Empty seats and empty houses

Empty seats and empty houses

“I’m not technically rich, but I do have a lot of [stuff] that I don’t need and I refuse to share with others.” — Maria Bamford

I can tell you precisely when it was that I learned the true meaning of wealth. It was 1:45 a.m. on Saturday, July 3, 1993.

I was at Veterans Stadium, watching a ball game.

The San Diego Padres were in town to play the Phillies on the last stop of their last East Coast road trip of the season. The first game of the series got rained out and rescheduled as part of a double-header the next day.

But it was still raining the next day. Hard. The first game was delayed for hours. It was supposed to start at 4:45 p.m. but didn’t start until an hour after that, and then didn’t end until 1 a.m. By then the rain had stopped.

The start time for the second game scrolled across the bottom of the TV screen: 1:25 a.m.

I read that in a bar in King of Prussia. I got in the car.

I arrived around the middle of the second inning. Parking was free and you didn’t need a ticket. You just walked in.

“Where do we sit?”

“Wherever you like.”

But it turns out that wasn’t quite true. The corporate box seats — the best seats at the Vet, closest to the field — were still off limits.

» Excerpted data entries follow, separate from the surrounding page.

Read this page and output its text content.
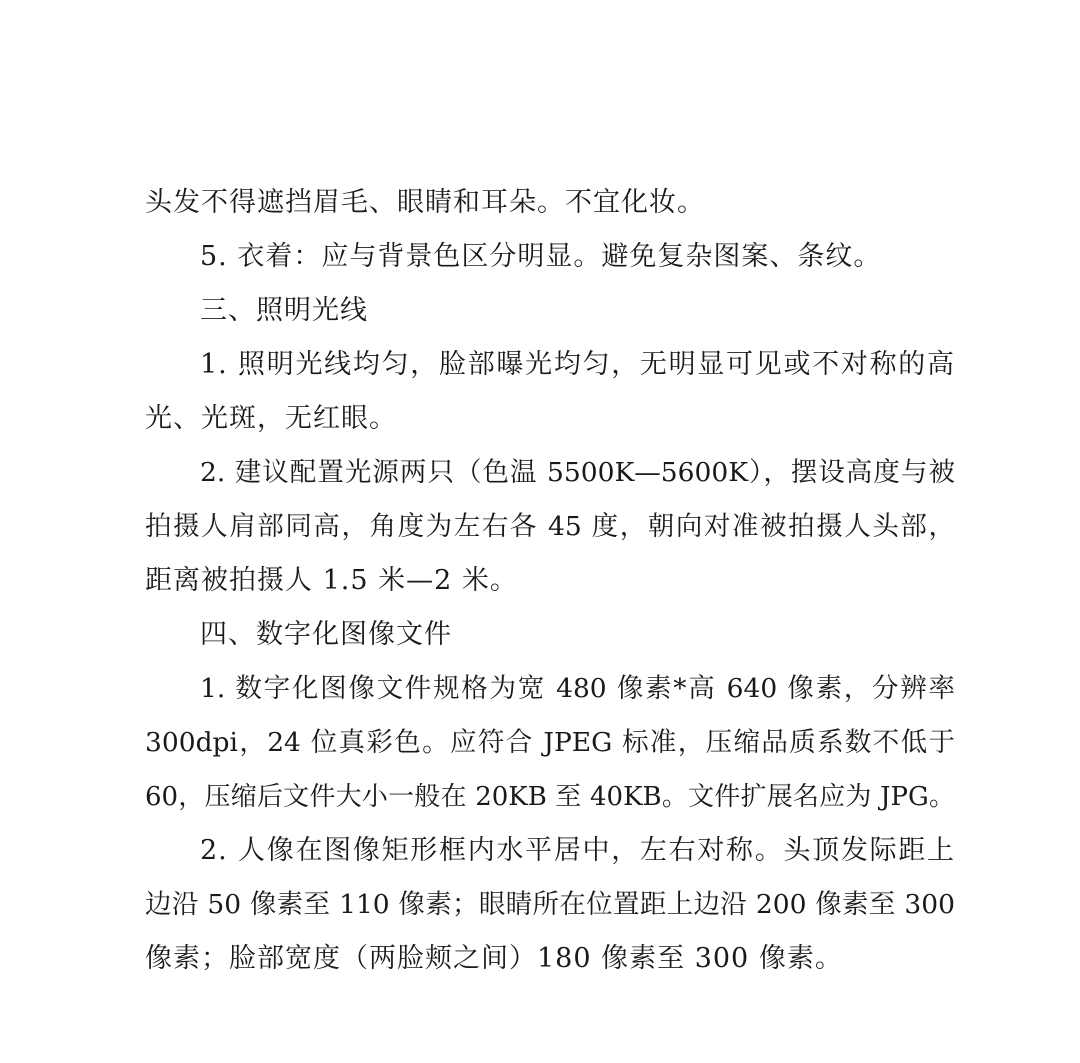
头发不得遮挡眉毛、眼睛和耳朵。不宜化妆。
5. 衣着：应与背景色区分明显。避免复杂图案、条纹。
三、照明光线
1. 照明光线均匀，脸部曝光均匀，无明显可见或不对称的高
光、光斑，无红眼。
2. 建议配置光源两只（色温 5500K—5600K），摆设高度与被
拍摄人肩部同高，角度为左右各 45 度，朝向对准被拍摄人头部，
距离被拍摄人 1.5 米—2 米。
四、数字化图像文件
1. 数字化图像文件规格为宽 480 像素*高 640 像素，分辨率
300dpi，24 位真彩色。应符合 JPEG 标准，压缩品质系数不低于
60，压缩后文件大小一般在 20KB 至 40KB。文件扩展名应为 JPG。
2. 人像在图像矩形框内水平居中，左右对称。头顶发际距上
边沿 50 像素至 110 像素；眼睛所在位置距上边沿 200 像素至 300
像素；脸部宽度（两脸颊之间）180 像素至 300 像素。
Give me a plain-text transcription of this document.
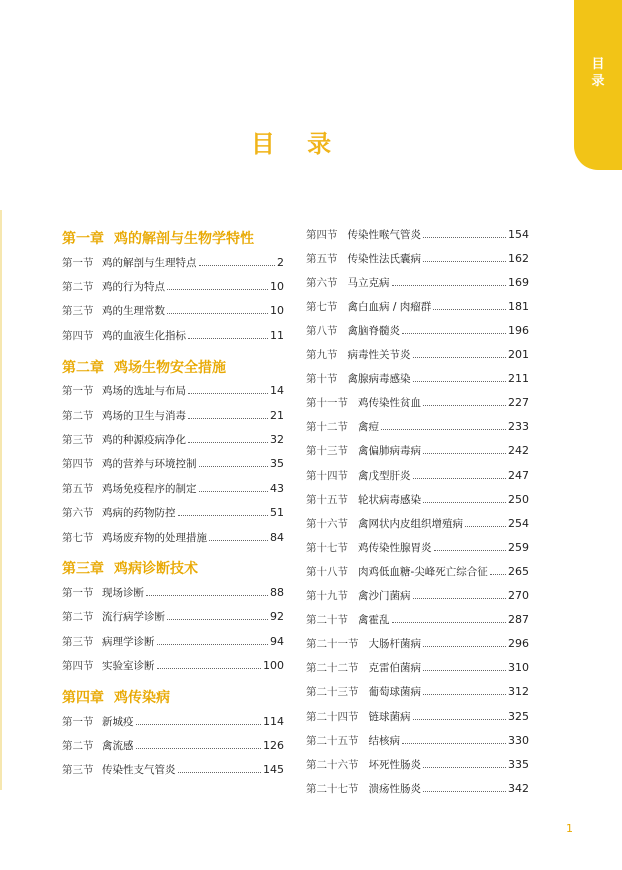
目 录
目 录
第一章 鸡的解剖与生物学特性
第一节 鸡的解剖与生理特点	2
第二节 鸡的行为特点	10
第三节 鸡的生理常数	10
第四节 鸡的血液生化指标	11
第二章 鸡场生物安全措施
第一节 鸡场的选址与布局	14
第二节 鸡场的卫生与消毒	21
第三节 鸡的种源疫病净化	32
第四节 鸡的营养与环境控制	35
第五节 鸡场免疫程序的制定	43
第六节 鸡病的药物防控	51
第七节 鸡场废弃物的处理措施	84
第三章 鸡病诊断技术
第一节 现场诊断	88
第二节 流行病学诊断	92
第三节 病理学诊断	94
第四节 实验室诊断	100
第四章 鸡传染病
第一节 新城疫	114
第二节 禽流感	126
第三节 传染性支气管炎	145
第四节 传染性喉气管炎	154
第五节 传染性法氏囊病	162
第六节 马立克病	169
第七节 禽白血病 / 肉瘤群	181
第八节 禽脑脊髓炎	196
第九节 病毒性关节炎	201
第十节 禽腺病毒感染	211
第十一节 鸡传染性贫血	227
第十二节 禽痘	233
第十三节 禽偏肺病毒病	242
第十四节 禽戊型肝炎	247
第十五节 轮状病毒感染	250
第十六节 禽网状内皮组织增殖病	254
第十七节 鸡传染性腺胃炎	259
第十八节 肉鸡低血糖-尖峰死亡综合征 265
第十九节 禽沙门菌病	270
第二十节 禽霍乱	287
第二十一节 大肠杆菌病	296
第二十二节 克雷伯菌病	310
第二十三节 葡萄球菌病	312
第二十四节 链球菌病	325
第二十五节 结核病	330
第二十六节 坏死性肠炎	335
第二十七节 溃疡性肠炎	342
1
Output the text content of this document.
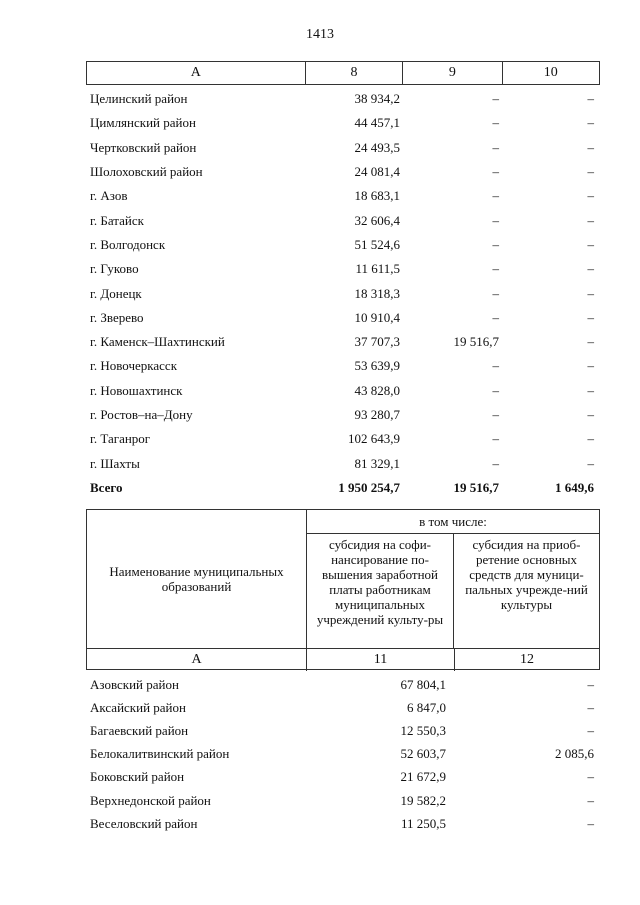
1413
А	8	9	10
Целинский район	38 934,2	–	–
Цимлянский район	44 457,1	–	–
Чертковский район	24 493,5	–	–
Шолоховский район	24 081,4	–	–
г. Азов	18 683,1	–	–
г. Батайск	32 606,4	–	–
г. Волгодонск	51 524,6	–	–
г. Гуково	11 611,5	–	–
г. Донецк	18 318,3	–	–
г. Зверево	10 910,4	–	–
г. Каменск–Шахтинский	37 707,3	19 516,7	–
г. Новочеркасск	53 639,9	–	–
г. Новошахтинск	43 828,0	–	–
г. Ростов–на–Дону	93 280,7	–	–
г. Таганрог	102 643,9	–	–
г. Шахты	81 329,1	–	–
Всего	1 950 254,7	19 516,7	1 649,6
Наименование муниципальных образований
в том числе:
субсидия на софи-нансирование по-вышения заработной платы работникам муниципальных учреждений культу-ры
субсидия на приоб-ретение основных средств для муници-пальных учрежде-ний культуры
А	11	12
Азовский район	67 804,1	–
Аксайский район	6 847,0	–
Багаевский район	12 550,3	–
Белокалитвинский район	52 603,7	2 085,6
Боковский район	21 672,9	–
Верхнедонской район	19 582,2	–
Веселовский район	11 250,5	–
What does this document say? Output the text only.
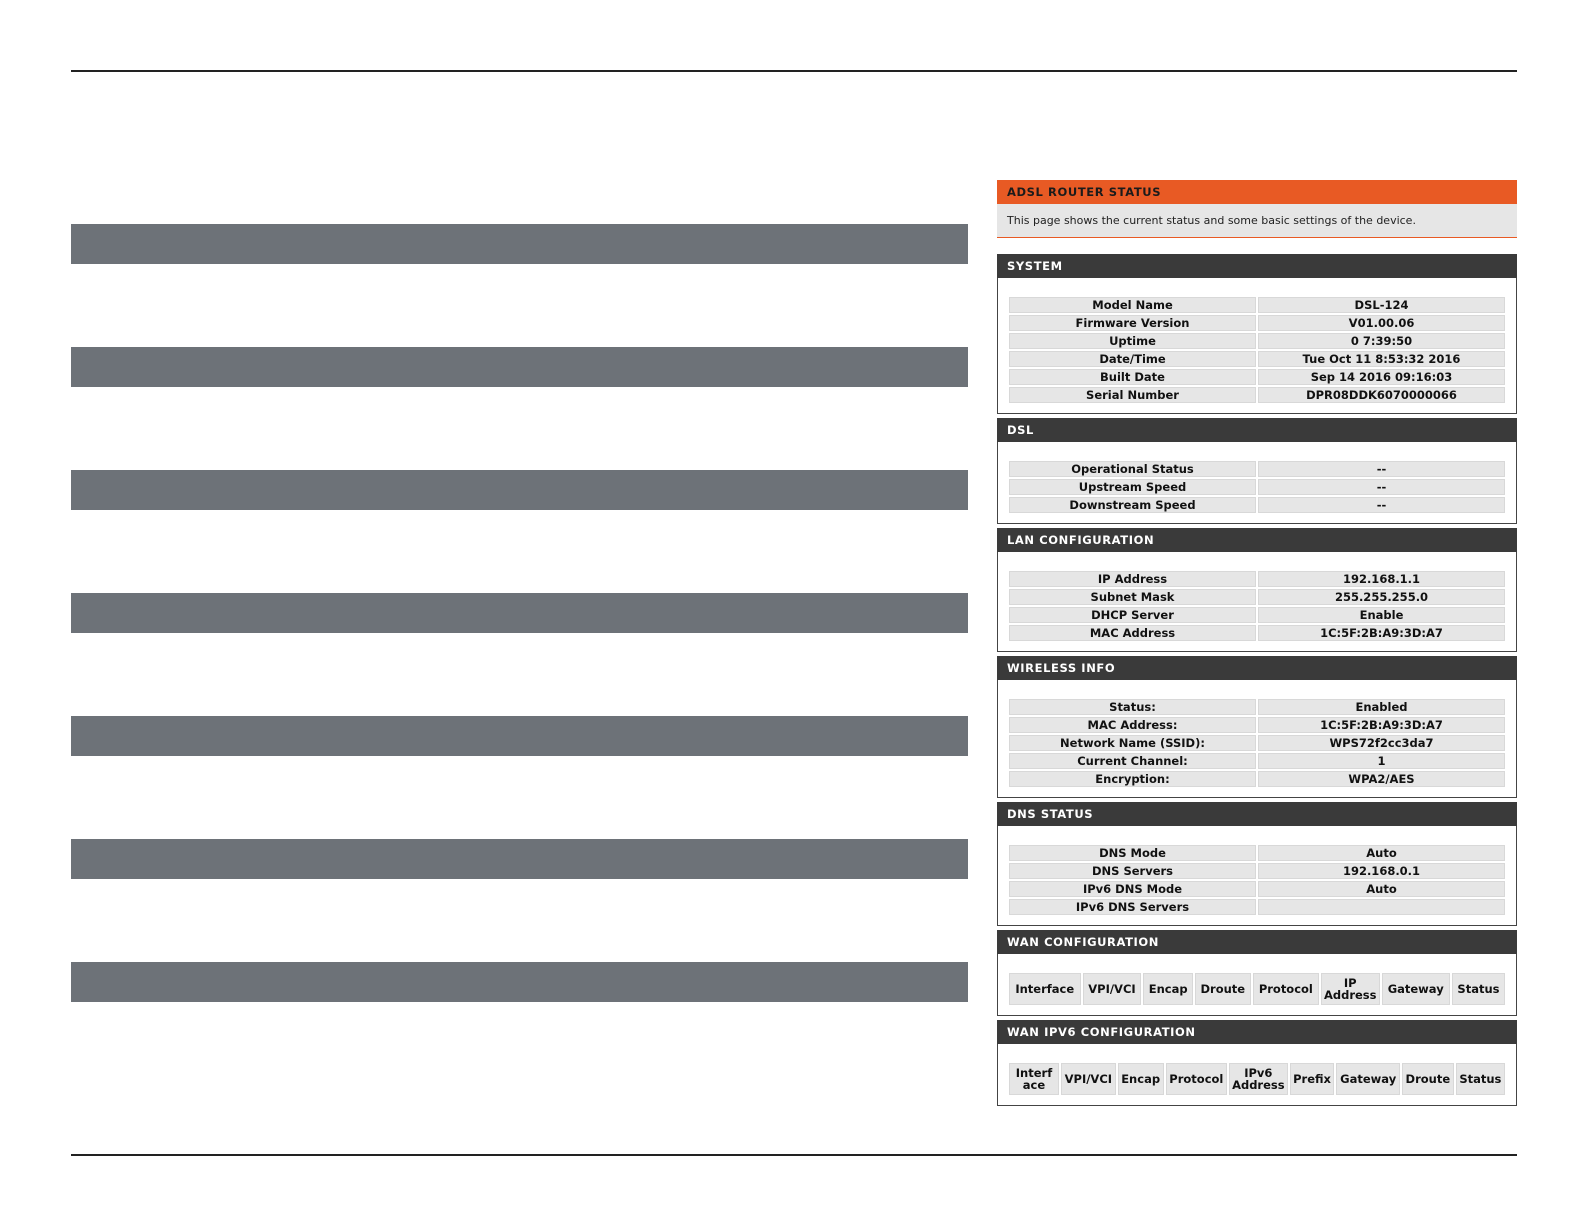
ADSL ROUTER STATUS
This page shows the current status and some basic settings of the device.
SYSTEM
Model Name	DSL-124
Firmware Version	V01.00.06
Uptime	0 7:39:50
Date/Time	Tue Oct 11 8:53:32 2016
Built Date	Sep 14 2016 09:16:03
Serial Number	DPR08DDK6070000066
DSL
Operational Status	--
Upstream Speed	--
Downstream Speed	--
LAN CONFIGURATION
IP Address	192.168.1.1
Subnet Mask	255.255.255.0
DHCP Server	Enable
MAC Address	1C:5F:2B:A9:3D:A7
WIRELESS INFO
Status:	Enabled
MAC Address:	1C:5F:2B:A9:3D:A7
Network Name (SSID):	WPS72f2cc3da7
Current Channel:	1
Encryption:	WPA2/AES
DNS STATUS
DNS Mode	Auto
DNS Servers	192.168.0.1
IPv6 DNS Mode	Auto
IPv6 DNS Servers	
WAN CONFIGURATION
Interface	VPI/VCI	Encap	Droute	Protocol	IP Address	Gateway	Status
WAN IPV6 CONFIGURATION
Interface	VPI/VCI	Encap	Protocol	IPv6 Address	Prefix	Gateway	Droute	Status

After the bars closed in South Philly at 2 a.m., thousands more people filled the stands to watch this surreal game played in the middle of the night.

And of course the game went extra innings. Phillies closer Mitch Williams drove in the game-winning run in the 10th — Wild Thing’s only hit, and only at-bat, of the season. The game ended at 4:40 a.m.

Wikipedia says there were 6,000 of us there for that game. But for the whole game, those corporate box seats sat empty. All 6,000 of us wound up with great seats, but we weren’t allowed to enjoy the best seats. The best seats had to remain unused.

Because that’s what big-time wealth means. That’s what it means to be the kind of people who own the best seats and the best everything else. It doesn’t just mean that what they get is better than what everyone else gets. It also means that no one else can use it, even when they’re not.

Diane Sweet describes the same thing here: “3.5 Million Homeless and 18.5 Million Vacant Homes in the US.” Sweet quotes from Amnesty International’s call for a moratorium on foreclosures:

Since 2007, banks have foreclosed around eight million homes. It is estimated that another eight to ten million homes will be foreclosed before the financial crisis is over. This approach to resolving one part of the financial crisis means many, many families are living without adequate and secure housing. In addition, approximately 3.5 million people in the U.S. are homeless, many of them veterans. It is worth noting that, at the same time, there are 18.5 million vacant homes in the country.